Grund sind nicht unbedingt nur fehlendes Mitgefühl, sondern auch purer Eigenschutz: Inder ohne Beziehungen laufen Gefahr, sich selber in Schwierigkeiten zu bringen, wenn sie helfen wollen. Wer bei einem Unfall die Polizei ruft, kann leicht in die Mühlen der Bürokratie geraten, die in Indien so schnell niemanden loslassen. Helfer laufen Gefahr, beschuldigt zu werden, selber an Unfällen beteiligt gewesen zu sein. Und manchmal bedarf es Schmiergeldes, um Anschuldigungen bei der Polizei wieder aus der Welt zu schaffen.

Experten schätzen, dass viele Opfer von Verkehrsunfällen überleben könnten, würde sich jemand ein Herz fassen und rechtzeitig Hilfe rufen. Auf Indiens Straßen sterben jedes Jahr über 125.000 Menschen, mehr als in jedem anderen Land der Welt. Auch Polizisten sind allerdings nicht unbedingt erpicht darauf, Fälle zu übernehmen. Das gilt besonders dann, wenn die Fälle das Potenzial haben, neben Arbeit auch noch Ärger zu bereiten.

So berichtet auch der Begleiter der Frau, dass die Polizisten - nachdem dann doch mehrere Streifenwagen eintrafen – zunächst wichtige Zeit verschwendet hätten. Sie hätten debattiert, welche Wache sich um die Opfer kümmern müsse, sagt er. „Statt zu helfen, diskutierten sie über Zuständigkeitsbereiche. Wir baten die ganze Zeit um einen Krankenwagen und Kleider.“ Am Schluss habe er selber die Freundin hochheben und in einen der Streifenwagen tragen müssen. Wahrscheinlich, so glaubt der verbitterte Mann, hätten die Polizisten ihre Uniformen nicht mit Blut beschmutzen wollen.
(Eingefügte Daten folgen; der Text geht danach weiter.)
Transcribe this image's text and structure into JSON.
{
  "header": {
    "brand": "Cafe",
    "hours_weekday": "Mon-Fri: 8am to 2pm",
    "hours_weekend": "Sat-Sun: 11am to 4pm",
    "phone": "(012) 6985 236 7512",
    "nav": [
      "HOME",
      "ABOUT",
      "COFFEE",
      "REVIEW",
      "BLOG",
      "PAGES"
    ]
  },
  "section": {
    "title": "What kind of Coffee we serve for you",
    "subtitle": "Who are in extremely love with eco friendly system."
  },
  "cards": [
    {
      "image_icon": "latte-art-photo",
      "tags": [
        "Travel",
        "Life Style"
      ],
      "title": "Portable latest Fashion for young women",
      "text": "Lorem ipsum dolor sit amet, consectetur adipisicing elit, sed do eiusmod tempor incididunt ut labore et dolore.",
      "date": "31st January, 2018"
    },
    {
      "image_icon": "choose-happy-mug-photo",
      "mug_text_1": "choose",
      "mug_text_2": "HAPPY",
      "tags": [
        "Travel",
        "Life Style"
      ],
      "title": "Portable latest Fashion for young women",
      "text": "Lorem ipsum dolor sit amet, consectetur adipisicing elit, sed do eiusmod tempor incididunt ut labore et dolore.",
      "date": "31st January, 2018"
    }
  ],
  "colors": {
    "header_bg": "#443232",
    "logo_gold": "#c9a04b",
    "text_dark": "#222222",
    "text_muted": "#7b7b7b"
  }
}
Die Polizei dementiert, dass es bei ihr Versäumnisse gegeben habe. Dennoch: Auch Ausländer, die in Neu Delhi wohnen, erleben, wie Polizisten an Verkehrsunfällen mit Verletzten einfach vorbeifahren. Oder sie berichten von Überfällen, bei denen Polizisten sich zunächst weigern, blutende Verletzte ins Auto zu lassen.

Nicht nur solche ernüchternden Vorkommnisse sind Indizien dafür, dass das Schicksal von Menschen in dem gigantischen Land mit seinen 1,2 Milliarden Einwohnern so viel Aufmerksamkeit bekommt wie im Westen. So verschwanden seit 2009 alleine im Moloch Neu Delhi etwa 19.000 Kinder, von denen mehr als 3300 nie wieder auftauchten, wie indische Medien im August unter Berufung auf Regierungsangaben meldeten. Was in Europa einen gesellschaftlichen Aufschrei – und eine großangelegte Suche in jedem Einzelfall – nach sich ziehen würde, ist in Indien nicht viel mehr als eine Randnotiz.